Par lazlox (Le 14-01-2009 - 23:42)
The Lost Door n'est pas un film porno, ni même érotique.
La pornographie et l'érotisme n'en sont que les matériaux. Le film a pour sujet "l'amour romantique", et se présente comme un essai à la fois narratif, poétique et réflexif sur la question. L'écart entre l'amour et le sexe est au coeur du film. C'en est le drame moteur, à la fois du point de vue des personnages, et à la fois du point de vue de l'esthétique. Qui s'aime et qui désire ? Qui aime désire-t-il et qui désire qu'aime-t-il ? Le lieu commun de la pensée amoureuse du XXe siècle est réinterrogé de cette façon. Mais au contraire des films du siècle dernier, même les plus osés, les corps sont nus et les acteurs ne jouent pas : ils font l'amour réellement, comme on parle, pour servir le propos du film. Un propos de chair mais qui s'adresse à la pensée. Puisqu'il n'y a plus cette division... The Lost Door est un film sur l'image, sur ce qui synthétise la chair et l'esprit, l'idolum. La figuration.

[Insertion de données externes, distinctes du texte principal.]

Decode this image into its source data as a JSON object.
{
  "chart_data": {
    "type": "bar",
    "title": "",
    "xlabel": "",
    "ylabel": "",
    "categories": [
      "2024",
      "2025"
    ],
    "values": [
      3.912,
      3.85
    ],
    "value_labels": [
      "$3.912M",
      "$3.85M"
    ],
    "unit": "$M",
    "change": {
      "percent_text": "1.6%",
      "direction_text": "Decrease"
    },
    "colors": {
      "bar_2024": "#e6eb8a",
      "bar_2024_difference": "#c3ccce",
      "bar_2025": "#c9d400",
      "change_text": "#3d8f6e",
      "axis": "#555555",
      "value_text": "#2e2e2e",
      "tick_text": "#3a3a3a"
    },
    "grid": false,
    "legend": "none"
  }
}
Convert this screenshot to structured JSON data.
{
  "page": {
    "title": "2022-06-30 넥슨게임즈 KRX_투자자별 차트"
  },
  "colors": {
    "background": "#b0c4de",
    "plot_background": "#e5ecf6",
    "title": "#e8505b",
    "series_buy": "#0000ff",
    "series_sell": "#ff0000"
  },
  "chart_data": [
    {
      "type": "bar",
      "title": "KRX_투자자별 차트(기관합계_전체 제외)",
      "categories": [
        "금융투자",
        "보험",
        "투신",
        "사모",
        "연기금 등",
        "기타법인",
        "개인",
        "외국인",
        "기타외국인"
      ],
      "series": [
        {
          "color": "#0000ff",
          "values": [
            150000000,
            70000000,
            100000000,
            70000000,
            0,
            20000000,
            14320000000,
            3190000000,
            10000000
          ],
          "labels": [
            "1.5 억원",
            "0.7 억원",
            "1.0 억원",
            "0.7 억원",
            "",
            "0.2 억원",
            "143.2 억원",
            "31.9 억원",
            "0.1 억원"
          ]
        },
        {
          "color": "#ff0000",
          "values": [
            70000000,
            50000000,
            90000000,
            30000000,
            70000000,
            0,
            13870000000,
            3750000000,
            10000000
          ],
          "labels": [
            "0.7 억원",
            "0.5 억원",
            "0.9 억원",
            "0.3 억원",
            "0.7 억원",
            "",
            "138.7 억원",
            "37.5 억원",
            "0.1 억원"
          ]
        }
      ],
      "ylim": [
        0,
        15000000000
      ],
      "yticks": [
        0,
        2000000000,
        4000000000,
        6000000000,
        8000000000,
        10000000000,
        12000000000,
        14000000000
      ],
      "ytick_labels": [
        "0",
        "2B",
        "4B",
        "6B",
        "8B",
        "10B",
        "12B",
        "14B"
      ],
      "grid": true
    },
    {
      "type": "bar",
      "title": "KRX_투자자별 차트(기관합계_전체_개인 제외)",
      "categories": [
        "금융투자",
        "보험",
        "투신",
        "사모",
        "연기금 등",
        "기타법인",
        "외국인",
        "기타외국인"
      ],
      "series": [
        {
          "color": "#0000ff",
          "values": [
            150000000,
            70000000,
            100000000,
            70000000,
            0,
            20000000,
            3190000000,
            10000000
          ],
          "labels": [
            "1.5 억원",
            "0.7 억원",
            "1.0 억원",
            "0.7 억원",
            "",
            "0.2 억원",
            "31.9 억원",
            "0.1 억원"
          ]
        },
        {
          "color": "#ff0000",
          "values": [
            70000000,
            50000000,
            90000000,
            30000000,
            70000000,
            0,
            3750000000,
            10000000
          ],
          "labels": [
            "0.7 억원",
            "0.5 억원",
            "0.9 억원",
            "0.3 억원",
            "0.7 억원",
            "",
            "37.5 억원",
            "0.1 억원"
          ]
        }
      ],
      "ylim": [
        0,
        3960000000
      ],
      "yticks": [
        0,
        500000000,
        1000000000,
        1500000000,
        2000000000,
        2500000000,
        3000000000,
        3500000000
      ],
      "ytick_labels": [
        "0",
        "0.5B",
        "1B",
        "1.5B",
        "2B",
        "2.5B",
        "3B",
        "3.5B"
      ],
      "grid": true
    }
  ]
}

Le film de Roy Stuart The Lost Door est un film d'un genre nouveau. Il invente une nouvelle façon de faire du film. On est à une étape du cinéma, une étape nouvelle. Donc le film est peut-être étrange, ou maladroit, ou archaïque dans son utilisation des moyens filmiques, narratifs, théâtraux. Oui, il fait partie des premiers films de la nouvelle caverne dans laquelle le cinéma peut oeuvrer. Comme le Inland Empire de David lynch, The Lost Door est un film non seulement "fait en vidéo", mais produit par le médium vidéo, par ses possibilités de capture du réel, d'accompagnement du temps... Roy Stuart a fait son film comme un romancier écrit un roman. Seul, face à son matériel, dans son labo. Il a tout fait, de la musique à la direction d'acteur. Le seul avantage qu'il a sur le commun, c'est d'être photographe et d'avoir ses "modèles", presque comme un Robert Bresson de l'Eros. Tout seul, dans un sens, mais c'est un romancier dont le lexique est constitué par le corps et la parole des autres...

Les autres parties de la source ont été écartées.